Soft Boiled, Avocado Toast

Servings: 1


  • 1 Large Cage Free Egg
  • 2 Slices, Thin Organic 21 Whole Grain Bread
  • 50 g Avocado (approximately 1/2 an avocado)
  • 45g Campari Tomato, sliced (1 small tomato)
  • 2 tbsp Clover Sprouts
  • Pinch of Black Pepper
  • Dash of Garlic Powder
  • Sprinkle of Paprika


  1. Bring a small pot of water to bowl, once the water has reached a rolling boil add the egg. Turn the heat down to a simmer and cover. Cook for 6 minutes, then remove egg from the pot and place in a bowl of ice water to stop the cooking.
  2. While the egg is cooling, toast the slices of bread
  3. While the bread is toasting, cut the avocado in half and remove half from the shell.

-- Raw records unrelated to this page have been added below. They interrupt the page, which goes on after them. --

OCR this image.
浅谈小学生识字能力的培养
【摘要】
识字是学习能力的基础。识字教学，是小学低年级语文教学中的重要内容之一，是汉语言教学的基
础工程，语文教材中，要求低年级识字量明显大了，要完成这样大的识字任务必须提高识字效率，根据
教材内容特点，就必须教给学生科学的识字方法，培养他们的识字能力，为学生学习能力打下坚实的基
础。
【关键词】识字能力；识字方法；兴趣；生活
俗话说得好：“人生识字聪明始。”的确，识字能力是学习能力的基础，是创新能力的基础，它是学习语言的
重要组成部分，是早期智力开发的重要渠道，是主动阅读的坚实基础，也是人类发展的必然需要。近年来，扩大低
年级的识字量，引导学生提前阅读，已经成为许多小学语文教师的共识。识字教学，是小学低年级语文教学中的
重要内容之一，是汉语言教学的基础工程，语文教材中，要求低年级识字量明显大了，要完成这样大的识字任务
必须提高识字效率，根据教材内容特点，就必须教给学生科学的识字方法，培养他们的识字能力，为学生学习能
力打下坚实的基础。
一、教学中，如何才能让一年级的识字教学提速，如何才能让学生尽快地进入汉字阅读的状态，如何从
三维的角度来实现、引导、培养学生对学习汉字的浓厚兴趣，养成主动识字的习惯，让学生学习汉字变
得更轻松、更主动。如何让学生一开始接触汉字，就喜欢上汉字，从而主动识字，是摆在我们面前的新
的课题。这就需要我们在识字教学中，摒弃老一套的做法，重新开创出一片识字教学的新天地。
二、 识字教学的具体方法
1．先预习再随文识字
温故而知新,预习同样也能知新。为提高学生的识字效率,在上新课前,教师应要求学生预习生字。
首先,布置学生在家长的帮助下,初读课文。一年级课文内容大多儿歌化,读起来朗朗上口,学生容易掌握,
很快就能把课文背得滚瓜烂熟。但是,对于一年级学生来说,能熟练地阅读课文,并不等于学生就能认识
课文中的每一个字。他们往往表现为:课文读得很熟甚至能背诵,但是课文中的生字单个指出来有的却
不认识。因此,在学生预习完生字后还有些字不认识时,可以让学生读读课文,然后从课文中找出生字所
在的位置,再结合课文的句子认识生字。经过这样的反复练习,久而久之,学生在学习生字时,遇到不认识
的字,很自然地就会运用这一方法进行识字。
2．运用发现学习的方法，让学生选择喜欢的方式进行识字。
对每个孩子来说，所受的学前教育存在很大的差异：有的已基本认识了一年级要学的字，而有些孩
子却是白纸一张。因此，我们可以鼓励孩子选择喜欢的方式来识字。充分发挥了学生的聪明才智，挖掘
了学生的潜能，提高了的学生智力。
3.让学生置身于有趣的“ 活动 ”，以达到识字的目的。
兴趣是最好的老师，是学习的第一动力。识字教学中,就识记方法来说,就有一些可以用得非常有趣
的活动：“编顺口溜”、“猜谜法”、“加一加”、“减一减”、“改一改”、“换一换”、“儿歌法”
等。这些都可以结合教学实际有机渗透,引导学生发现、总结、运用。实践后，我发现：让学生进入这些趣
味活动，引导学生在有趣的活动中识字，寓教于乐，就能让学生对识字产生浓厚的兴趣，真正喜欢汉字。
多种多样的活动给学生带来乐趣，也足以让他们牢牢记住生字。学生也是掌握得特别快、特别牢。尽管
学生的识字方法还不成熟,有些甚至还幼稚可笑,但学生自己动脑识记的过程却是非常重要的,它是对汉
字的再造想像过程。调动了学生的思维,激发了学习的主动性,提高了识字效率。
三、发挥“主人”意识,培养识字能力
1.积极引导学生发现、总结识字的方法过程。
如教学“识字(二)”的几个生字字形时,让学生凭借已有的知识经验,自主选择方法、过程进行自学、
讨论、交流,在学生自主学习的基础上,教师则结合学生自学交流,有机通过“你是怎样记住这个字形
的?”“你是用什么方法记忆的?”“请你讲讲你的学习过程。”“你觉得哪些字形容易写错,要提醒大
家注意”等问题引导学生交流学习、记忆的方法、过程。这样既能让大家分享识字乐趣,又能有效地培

In a small bowl mash half of the avocado with a fork and season with pepper and garlic.
  4. Spread mashed avocado on the toast.
  5. Slice the tomato and arrange on top of your smashed avocado.
  6. Gently crack the boiled egg and remove the shell. Slice the egg in half and put half on each piece of toast. You will want to use a sharp knife and move quickly when separating the egg or you will lose all of your yolk.
  7. Sprinkle with paprika and top with clover sprouts.